CASE 10320 Published on 16.08.2012

Rare cause of gastrointestinal bleeding: hepatic artery aneurysm


Abdominal imaging

Case Type

Clinical Cases


Luís Brito de Azevedo, Pedro Cordeiro, Rosa Cruz

Hospital Divino Espírito Santo
Av. Dom Manuel 9500-370 Ponta Delgada, Portugal
+351296 203 000

81 years, male

Area of Interest Vascular ; Imaging Technique CT, Catheter arteriography, Ultrasound
Clinical History
An 81-year-old male patient was admitted to the ER, referred from a health centre, with asthenia, nausea and haematemesis. Analytically a severe normocytic, normochromic anaemia (5.8 g/dL) stands out. Endoscopy was performed, showing active ulcer on the upper surface of the bulb with 10mm (Forrest IIC) and gastric antral ulcer with 10 mm (Forrest III).
Imaging Findings
Abdominal ultrasound was carried out, demonstrating an aneurysm with parietal eccentric thrombus, apparently originating in the hepatic artery (Fig. 1).

CT was performed, defining an aneurysm in the dependence of the hepatic/gastroduodenal artery, with 17x11cm, conditioning marked mass effect on the gastric antrum (Fig. 2).

Angiography is conducted for surgical mapping, although it was not possible to make selective catheterisation.

Surgery revealed a saccular aneurysm of the common hepatic artery and contiguous with the pylorus. Closure of the arterio-digestive fistula (Weinberg pyloroplasty), endoaneurysmorrhaphy and cholecystectomy, were performed (Fig. 3).

Patient was discharged a few weeks later and remained asymptomatic to date.
The first description of a hepatic artery aneurysm (HAA) was published in 1809. Aneurysms of the hepatic artery represent approximately 20% of all arterial visceral aneurysms, and 80% of these, aneurysms of the extrahepatic segment [1, 2].

Its increasing incidence may be explained by the percutaneous invasive procedures that may cause damage to arterial walls. In the past, infection (mycotic aneurysms) was the main cause of hepatic aneurysms, and it is now a rarity. Presently the hepatic artery aneurysms undergo a process of medial degeneration, with subsequent atherosclerosis. A less common cause is polyarteritis nodosa and other vasculites, fibromuscular dysplasia, trauma, inflammation in the context of acute pancreatitis or cholecystitis, and as a postoperative complication of orthopic liver transplantation [1].

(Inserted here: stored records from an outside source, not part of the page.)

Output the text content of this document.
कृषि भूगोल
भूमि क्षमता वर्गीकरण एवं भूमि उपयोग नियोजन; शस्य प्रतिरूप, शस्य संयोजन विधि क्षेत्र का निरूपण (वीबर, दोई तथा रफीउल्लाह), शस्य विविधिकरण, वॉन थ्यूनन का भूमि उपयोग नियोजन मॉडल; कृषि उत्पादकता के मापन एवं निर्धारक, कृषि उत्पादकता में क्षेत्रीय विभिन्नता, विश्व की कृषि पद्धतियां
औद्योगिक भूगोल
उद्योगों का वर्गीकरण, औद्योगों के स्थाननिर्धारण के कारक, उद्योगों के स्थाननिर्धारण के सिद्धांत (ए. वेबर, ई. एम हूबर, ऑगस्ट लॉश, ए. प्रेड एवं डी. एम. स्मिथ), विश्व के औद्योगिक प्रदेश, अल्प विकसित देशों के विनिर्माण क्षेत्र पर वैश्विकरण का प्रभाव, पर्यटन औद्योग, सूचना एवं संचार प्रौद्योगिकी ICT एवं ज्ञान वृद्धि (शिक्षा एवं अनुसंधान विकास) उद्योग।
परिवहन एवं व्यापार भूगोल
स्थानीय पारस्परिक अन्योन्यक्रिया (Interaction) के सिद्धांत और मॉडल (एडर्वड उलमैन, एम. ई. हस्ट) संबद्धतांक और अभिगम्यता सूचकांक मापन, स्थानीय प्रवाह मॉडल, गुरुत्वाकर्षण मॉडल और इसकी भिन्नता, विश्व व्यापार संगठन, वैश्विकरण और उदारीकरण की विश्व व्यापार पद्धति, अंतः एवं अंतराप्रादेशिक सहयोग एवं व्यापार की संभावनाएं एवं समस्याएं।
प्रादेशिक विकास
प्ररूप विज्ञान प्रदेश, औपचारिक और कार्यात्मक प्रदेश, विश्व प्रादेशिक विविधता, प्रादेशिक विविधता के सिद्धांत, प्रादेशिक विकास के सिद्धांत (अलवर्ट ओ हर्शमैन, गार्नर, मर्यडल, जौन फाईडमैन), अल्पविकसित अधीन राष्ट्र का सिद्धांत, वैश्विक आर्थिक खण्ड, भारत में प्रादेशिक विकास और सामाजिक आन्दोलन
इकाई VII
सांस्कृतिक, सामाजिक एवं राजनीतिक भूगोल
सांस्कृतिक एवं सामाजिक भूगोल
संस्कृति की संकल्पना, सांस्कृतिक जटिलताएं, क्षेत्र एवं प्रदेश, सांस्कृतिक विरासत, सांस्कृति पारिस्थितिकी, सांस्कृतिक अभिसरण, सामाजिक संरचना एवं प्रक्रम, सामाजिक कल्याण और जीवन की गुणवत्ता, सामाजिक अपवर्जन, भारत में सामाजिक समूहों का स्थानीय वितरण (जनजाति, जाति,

The form of presentation of HAA varies between an insidious onset and an accidental finding, or an acute haemorrhage after rupture, usually into the peritoneal cavity of the extrahepatic segment, or biliary tree with haemobilia if the intrahepatic segment is envolved. Upper/low gastrointestinal bleeding or signs of an acute abdomen, are common forms of presentation, as in the clinical case presented here.
In 65% of patients with HAA, rupture is the initial presentation. Contrary to the aortic aneurysm, there is no established relationship between the diameter and the risk of aneurysm rupture [1, 2].

Vascular calcification in plain radiograph or extrinsic compression on barium studies of the digestive organs may suggest the presence of aneurysm. Ultrasound and CT are the choice techniques, although the definition of the envolved artery is not always clear.
Angiography remains the method of choice for vascular study and pre-treatment either surgical or endovascular [1].

The treatment of choice is dependent on the location of the aneurysm. The common hepatic artery can be addressed both surgically and by embolisation. Intrahepatic aneurysm embolisation is accepted as the gold-standart modality [1, 3].
Differential Diagnosis List
Gastrointestinal bleeding by hepatic artery aneurysm.
Another origin of the aneurysm
Other causes of gastrointestinal bleeding
Final Diagnosis
Gastrointestinal bleeding by hepatic artery aneurysm.